CNC is not an unraveling.*

I used to think that it would be an unraveling: that moment of “this is happening now and I can’t stop it.” I used to think that it would be a coming apart like unmooring, there being nothing I could do. It would be the all of me, flung into floating particles of acquiescence, the endless deep below me of uncertainty and lack of control.

I used to think it would be that easy, I suppose, that gentle. The crossed-wires I call masochism and the strange cravings for dark could be pulled apart, sorted into separate threads and made smaller. Then, there would be something that I could point to – look: you can see where those once wove together. You could put that back together exactly, if you wanted, the twists still visible, the ends maybe even still clinging as one. It wouldn’t be easy, but you could do it. Given enough time, you could.

I used to think it was an undoing. It is. But it’s not the kind I thought.

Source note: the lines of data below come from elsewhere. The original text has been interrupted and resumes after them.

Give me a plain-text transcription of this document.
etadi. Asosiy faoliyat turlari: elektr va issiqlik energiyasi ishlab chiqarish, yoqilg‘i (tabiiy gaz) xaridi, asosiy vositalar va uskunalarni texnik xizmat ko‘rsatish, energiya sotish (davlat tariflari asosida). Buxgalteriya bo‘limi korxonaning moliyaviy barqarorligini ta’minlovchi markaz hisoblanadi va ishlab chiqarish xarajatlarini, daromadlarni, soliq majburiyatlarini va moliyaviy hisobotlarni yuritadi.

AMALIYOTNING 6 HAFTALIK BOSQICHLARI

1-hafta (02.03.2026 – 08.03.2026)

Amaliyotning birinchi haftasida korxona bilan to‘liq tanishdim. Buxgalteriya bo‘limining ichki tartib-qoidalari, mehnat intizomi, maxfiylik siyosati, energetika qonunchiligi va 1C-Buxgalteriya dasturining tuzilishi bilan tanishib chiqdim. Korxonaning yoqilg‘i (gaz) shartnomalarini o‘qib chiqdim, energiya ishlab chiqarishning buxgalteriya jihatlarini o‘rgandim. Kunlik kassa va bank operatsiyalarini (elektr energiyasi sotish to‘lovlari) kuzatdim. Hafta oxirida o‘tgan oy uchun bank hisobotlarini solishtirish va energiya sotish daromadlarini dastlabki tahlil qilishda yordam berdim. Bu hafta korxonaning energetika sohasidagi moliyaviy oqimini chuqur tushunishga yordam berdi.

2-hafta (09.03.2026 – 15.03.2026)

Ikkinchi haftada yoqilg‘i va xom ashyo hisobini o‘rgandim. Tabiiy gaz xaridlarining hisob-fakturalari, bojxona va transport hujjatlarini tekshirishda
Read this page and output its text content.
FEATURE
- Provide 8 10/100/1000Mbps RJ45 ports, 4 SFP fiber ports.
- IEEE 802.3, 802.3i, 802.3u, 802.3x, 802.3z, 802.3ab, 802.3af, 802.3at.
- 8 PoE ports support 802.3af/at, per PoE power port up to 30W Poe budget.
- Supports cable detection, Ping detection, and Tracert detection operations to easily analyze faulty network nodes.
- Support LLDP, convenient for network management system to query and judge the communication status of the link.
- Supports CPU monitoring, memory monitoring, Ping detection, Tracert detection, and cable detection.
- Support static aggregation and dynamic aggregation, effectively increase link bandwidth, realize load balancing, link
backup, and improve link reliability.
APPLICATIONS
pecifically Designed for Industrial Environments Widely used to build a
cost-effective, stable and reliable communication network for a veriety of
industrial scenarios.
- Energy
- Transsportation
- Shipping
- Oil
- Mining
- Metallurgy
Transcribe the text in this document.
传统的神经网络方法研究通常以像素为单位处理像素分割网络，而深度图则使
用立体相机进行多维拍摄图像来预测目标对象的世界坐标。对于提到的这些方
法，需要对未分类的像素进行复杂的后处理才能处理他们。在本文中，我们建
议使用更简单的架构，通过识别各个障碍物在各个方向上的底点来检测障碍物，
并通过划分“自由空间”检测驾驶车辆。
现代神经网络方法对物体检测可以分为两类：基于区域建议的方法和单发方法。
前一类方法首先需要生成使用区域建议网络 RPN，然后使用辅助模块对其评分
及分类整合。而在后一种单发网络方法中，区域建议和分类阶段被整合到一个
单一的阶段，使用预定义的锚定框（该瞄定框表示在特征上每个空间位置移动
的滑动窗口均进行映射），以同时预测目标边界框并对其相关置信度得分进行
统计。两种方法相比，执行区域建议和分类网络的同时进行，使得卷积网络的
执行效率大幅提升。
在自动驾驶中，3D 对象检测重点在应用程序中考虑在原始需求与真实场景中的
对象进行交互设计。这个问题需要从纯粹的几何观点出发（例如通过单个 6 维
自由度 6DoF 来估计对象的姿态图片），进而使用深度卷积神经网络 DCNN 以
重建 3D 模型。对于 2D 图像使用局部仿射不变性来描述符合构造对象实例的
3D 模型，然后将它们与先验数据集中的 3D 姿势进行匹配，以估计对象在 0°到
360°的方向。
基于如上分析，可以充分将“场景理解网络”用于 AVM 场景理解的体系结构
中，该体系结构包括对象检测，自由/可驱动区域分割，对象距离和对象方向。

No, it is not a sorting out or a separation. It is not a coming apart.

It is an unknotting. It is a deliberate taking apart of what I have carefully put together. Now it is another thing, another thread. It is the string it was at its core, the knot as if it never happened. I can knot it again, and I likely will — but it will be a different knot. I cannot twist it up straight to where it once was; I cannot re-make it in any exact former image.

It is not a breaking-down of my self as it is, was. It is a breaking apart of my illusions of control.
Or call them illusions of sanity. Illusions of grandeur. Illusions of consent. Call it what makes sense to you.

Yes, that’s it. Not an unraveling but an unknotting: careful, skillful, intentional. The destruction not of a mess, but of something that used to be exactly how I’d planned it — with nothing there to prove that it really once was so.